Una vittoria di mestiere. È stata definita così più volte oggi, riferendosi all’ennesima affermazione di Pedersen al Giro. Ma cosa significa esattamente “di mestiere”? Cosa si intende con questa espressione?
È un termine che racchiude tante cose insieme, e forse lo capisce davvero solo chi è stato in gruppo. La vittoria di Pedersen è di grande mestiere prima di tutto per come si è lasciato sfilare sulla penultima salita, risparmiando anche quella piccola percentuale di energia che, alla fine, può fare la differenza tra vincere e perdere. Per fare questo, serve una consapevolezza totale delle proprie forze – e non parliamo solo di gestione del misuratore di potenza. Quando ti lasci sfilare così, perdi pochissimi watt, quasi impercettibili allo strumento. È più una sensazione: lasciare leggermente andare, restando però vigile.
Mestiere è anche sapere staccarsi nel momento critico senza perdere la testa. Perché se a due chilometri dall’arrivo ti ritrovi sfilato, mentre il gruppo è imbufalito – tra chi cerca la posizione per la volata, chi attacca, e chi prova a rimanere davanti per salvare la classifica – basta un attimo di distrazione e sei fuori. E invece Pedersen è rimasto ultra-concentrato. Lo superavano, ma lui non mollava nulla.

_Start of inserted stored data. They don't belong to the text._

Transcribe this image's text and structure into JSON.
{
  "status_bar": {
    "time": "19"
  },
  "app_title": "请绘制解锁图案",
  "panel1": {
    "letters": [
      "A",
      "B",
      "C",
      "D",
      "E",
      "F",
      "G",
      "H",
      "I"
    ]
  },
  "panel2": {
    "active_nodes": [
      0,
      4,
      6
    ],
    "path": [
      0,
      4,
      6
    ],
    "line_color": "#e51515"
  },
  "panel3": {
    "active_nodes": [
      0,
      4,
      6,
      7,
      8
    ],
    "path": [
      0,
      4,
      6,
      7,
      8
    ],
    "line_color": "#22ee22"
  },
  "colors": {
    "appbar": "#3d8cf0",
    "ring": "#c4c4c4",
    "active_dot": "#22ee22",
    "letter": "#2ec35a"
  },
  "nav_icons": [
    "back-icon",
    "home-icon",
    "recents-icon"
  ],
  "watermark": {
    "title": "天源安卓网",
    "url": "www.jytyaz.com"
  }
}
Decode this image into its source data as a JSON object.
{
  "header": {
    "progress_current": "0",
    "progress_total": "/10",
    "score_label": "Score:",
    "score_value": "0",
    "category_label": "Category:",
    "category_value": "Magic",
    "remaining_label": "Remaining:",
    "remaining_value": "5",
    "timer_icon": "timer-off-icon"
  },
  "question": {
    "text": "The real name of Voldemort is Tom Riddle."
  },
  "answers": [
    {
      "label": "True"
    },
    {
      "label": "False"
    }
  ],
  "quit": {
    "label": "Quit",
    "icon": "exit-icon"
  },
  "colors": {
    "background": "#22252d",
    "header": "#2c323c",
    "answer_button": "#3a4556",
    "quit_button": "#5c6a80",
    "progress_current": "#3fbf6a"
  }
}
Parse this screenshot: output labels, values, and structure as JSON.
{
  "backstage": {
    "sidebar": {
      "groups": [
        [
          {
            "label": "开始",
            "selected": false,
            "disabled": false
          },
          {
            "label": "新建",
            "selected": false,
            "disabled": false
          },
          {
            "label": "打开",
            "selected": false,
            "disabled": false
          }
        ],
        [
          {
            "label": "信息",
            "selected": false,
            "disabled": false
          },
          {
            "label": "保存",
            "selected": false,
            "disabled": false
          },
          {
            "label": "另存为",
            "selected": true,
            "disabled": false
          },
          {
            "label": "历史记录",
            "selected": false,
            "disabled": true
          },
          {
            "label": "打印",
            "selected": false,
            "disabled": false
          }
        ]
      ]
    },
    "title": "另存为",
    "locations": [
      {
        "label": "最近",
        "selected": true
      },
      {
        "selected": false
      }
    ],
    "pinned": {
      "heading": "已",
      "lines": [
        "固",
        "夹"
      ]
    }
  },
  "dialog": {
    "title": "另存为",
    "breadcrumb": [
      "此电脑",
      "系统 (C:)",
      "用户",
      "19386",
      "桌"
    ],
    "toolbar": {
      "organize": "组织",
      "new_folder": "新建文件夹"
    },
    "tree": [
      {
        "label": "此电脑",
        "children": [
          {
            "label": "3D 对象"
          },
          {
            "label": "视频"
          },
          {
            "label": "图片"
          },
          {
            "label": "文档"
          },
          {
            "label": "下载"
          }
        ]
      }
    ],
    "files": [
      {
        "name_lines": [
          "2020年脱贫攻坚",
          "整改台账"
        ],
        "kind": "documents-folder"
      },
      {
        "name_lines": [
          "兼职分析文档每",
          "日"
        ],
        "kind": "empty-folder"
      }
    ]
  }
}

E poi, mentre i commentatori Rai lo davano ormai per spacciato, lui ha avuto la grinta per risalire, ritrovare la posizione giusta. Quella è la differenza del campione.
Quella differenza che non è riuscito a fare Zambanini, apparso in gara nettamente più forte, ma battuto. Pedersen, apparentemente finito, ha trovato la forza e l’intelligenza per rimontare ed essere al posto giusto nel momento giusto. Zambanini, nonostante gambe superiori, si è ritrovato a lanciare lo sprint da una posizione da perdente, dove non lotti più per la vittoria. Eppure, con la forza, ha strappato un secondo posto al fotofinish. Un piazzamento quasi miracoloso, considerando dov’era all’ultima curva.

Mestiere però è anche quello di Vacek: perde il capitano ma rimane al suo posto, chiude gli attacchi senza forzare, manda un messaggio chiaro – nessuno se ne andrà, perché io vi riprendo tutti – e aspetta il rientro di Pedersen. Appena il danese riappare, parte la trenata di Vacek. Una simbiosi perfetta con il suo capitano, ulteriore conferma che la Lidl-Trek è oggi la squadra tatticamente più lucida e intelligente, sia come gruppo, sia nei singoli interpreti.